DraftKings released its third-quarter financial results, reporting $1.14bn in revenue, a 4% increase year-over-year for the period ending September 30.
The sportsbook’s handle rose 17%, reflecting heightened betting activity. The announcement follows just one day after ESPN revealed a new partnership with DraftKings, ending its prior arrangement with Penn Entertainment and ESPN Bet.
The company attributed the revenue growth to sustained customer engagement, efficient new-user acquisition, and improved sportsbook hold percentages, partially offset by more favorable outcomes for bettors.
Monthly Unique Payers (MUPs) reached 3.6 million, a 2% increase overall; excluding Jackpocket, MUPs rose 6%compared to Q3 2024. Average Revenue Per MUP (ARPMUP) grew 3% to $106.
Looking ahead, DraftKings projects 2025 revenue of $5.9bn to $6.1bn, representing 24%–28% growth, and an adjusted EBITDA of $450m–$550m. These expectations factor in the planned launch of mobile sports betting in Missouri later this year. The guidance also includes the upcoming rollout of DraftKings Predictions, pending licensing approval.

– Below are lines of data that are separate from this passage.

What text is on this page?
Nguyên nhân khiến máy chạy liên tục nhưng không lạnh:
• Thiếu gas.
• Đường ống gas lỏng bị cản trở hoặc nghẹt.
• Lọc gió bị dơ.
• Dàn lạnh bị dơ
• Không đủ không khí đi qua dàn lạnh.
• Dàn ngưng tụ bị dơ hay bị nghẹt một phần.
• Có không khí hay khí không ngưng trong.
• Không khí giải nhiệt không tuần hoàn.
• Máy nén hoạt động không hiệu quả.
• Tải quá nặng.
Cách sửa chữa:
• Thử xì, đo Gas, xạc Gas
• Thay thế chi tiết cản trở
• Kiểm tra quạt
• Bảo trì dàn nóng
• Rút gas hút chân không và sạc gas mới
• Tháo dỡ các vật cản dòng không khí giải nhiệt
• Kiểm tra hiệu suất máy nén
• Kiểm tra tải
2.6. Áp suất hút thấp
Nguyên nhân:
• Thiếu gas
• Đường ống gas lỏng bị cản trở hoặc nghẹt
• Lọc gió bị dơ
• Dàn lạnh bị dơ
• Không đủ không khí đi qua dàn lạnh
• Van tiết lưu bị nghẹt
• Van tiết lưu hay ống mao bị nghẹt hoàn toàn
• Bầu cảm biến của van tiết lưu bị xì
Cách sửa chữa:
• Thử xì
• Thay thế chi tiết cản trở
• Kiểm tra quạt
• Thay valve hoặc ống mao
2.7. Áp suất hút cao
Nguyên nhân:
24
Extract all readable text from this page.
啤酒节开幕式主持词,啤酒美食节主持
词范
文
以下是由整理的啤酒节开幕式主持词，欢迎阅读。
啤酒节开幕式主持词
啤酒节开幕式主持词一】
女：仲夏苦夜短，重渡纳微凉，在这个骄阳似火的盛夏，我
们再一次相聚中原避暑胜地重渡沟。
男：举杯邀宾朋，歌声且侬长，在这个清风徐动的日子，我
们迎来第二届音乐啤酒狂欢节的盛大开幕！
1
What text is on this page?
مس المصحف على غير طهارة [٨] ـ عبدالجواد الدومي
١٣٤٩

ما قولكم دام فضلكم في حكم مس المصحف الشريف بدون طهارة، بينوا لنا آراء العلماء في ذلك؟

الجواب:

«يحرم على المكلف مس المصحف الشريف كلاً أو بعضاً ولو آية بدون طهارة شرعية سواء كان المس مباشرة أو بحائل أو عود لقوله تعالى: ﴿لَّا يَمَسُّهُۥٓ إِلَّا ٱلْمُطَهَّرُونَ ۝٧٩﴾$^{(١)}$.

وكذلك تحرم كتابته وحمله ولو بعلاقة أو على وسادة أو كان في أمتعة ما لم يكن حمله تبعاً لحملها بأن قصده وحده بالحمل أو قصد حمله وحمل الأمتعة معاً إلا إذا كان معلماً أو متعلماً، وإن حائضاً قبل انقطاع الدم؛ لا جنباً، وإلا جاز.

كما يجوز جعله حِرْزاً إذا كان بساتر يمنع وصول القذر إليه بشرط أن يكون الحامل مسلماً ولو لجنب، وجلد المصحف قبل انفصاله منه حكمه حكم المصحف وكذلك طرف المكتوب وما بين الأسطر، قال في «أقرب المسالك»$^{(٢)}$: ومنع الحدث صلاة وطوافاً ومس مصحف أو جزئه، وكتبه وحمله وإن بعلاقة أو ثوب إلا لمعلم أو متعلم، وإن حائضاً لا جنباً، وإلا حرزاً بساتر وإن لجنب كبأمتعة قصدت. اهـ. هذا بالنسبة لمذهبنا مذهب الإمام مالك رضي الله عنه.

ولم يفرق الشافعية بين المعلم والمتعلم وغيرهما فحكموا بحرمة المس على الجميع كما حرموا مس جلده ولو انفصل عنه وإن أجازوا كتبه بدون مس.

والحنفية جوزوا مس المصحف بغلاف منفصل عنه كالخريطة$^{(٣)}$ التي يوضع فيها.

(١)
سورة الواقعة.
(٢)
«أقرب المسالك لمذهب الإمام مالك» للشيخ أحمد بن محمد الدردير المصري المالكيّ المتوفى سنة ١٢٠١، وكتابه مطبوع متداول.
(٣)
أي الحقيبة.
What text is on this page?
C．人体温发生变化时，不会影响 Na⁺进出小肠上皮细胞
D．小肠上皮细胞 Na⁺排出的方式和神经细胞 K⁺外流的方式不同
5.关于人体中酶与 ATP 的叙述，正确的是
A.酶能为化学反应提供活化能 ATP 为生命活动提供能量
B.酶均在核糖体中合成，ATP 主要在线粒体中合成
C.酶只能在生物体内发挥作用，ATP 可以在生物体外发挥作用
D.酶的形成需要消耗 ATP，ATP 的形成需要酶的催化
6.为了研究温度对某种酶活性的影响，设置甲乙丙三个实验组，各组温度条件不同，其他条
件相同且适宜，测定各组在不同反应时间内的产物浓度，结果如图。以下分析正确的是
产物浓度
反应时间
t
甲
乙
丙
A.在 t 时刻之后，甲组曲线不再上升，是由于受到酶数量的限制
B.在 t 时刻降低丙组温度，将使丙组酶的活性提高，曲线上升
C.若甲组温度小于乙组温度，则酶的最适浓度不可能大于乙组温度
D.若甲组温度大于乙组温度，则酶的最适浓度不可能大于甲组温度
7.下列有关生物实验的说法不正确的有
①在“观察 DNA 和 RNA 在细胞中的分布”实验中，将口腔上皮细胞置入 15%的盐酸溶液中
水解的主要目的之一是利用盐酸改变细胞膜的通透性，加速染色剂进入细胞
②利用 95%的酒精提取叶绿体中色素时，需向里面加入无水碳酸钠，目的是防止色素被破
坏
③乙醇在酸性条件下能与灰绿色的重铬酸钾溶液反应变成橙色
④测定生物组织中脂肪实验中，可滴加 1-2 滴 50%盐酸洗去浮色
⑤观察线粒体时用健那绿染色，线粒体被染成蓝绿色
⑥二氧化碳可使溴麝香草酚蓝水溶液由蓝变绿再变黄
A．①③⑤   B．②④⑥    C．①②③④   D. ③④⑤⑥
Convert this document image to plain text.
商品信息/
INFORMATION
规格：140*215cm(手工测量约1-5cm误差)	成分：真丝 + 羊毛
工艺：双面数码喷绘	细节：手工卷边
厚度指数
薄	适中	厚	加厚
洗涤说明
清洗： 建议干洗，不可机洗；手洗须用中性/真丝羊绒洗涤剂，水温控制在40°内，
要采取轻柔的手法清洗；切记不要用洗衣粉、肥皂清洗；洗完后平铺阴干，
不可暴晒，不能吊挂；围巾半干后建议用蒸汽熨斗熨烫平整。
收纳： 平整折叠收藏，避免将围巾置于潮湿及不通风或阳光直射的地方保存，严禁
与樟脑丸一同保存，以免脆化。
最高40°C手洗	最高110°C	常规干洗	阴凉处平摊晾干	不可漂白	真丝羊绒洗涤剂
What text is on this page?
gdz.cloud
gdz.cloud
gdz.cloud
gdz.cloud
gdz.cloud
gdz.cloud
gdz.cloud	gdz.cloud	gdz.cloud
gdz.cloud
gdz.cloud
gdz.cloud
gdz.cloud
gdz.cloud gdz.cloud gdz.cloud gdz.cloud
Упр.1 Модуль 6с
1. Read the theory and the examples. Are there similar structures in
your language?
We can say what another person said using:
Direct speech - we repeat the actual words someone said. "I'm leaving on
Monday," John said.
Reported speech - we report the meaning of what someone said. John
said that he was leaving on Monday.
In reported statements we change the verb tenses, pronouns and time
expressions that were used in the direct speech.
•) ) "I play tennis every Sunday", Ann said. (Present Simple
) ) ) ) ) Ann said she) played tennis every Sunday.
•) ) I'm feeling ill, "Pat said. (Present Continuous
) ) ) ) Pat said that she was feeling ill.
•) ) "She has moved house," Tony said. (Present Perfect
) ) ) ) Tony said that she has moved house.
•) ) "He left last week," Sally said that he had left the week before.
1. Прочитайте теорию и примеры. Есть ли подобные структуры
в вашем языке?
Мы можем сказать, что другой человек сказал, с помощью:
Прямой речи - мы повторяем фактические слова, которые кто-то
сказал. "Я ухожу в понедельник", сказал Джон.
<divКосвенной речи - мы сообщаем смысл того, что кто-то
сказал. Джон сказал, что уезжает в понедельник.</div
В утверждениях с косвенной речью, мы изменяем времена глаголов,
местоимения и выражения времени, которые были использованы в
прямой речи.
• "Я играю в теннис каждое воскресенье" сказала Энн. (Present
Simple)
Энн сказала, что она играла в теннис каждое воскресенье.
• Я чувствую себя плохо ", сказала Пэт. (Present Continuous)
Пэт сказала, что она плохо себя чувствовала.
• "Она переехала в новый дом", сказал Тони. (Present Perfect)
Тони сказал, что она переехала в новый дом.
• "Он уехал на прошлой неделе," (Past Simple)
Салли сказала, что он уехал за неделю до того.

CEO and co-founder Jason Robins commented:
This is the most bullish I have ever felt about our future. Growth in the business is accelerating, and we are excited to launch DraftKings Predictions, which we see as a major opportunity.
CFO Alan Ellingson added:
With accelerating handle and continued growth in parlay mix, we are highly encouraged by our Free Cash Flow outlook. To maximize shareholder value, our board has approved an increase to our share repurchase program, from $1.0bn to $2.0bn.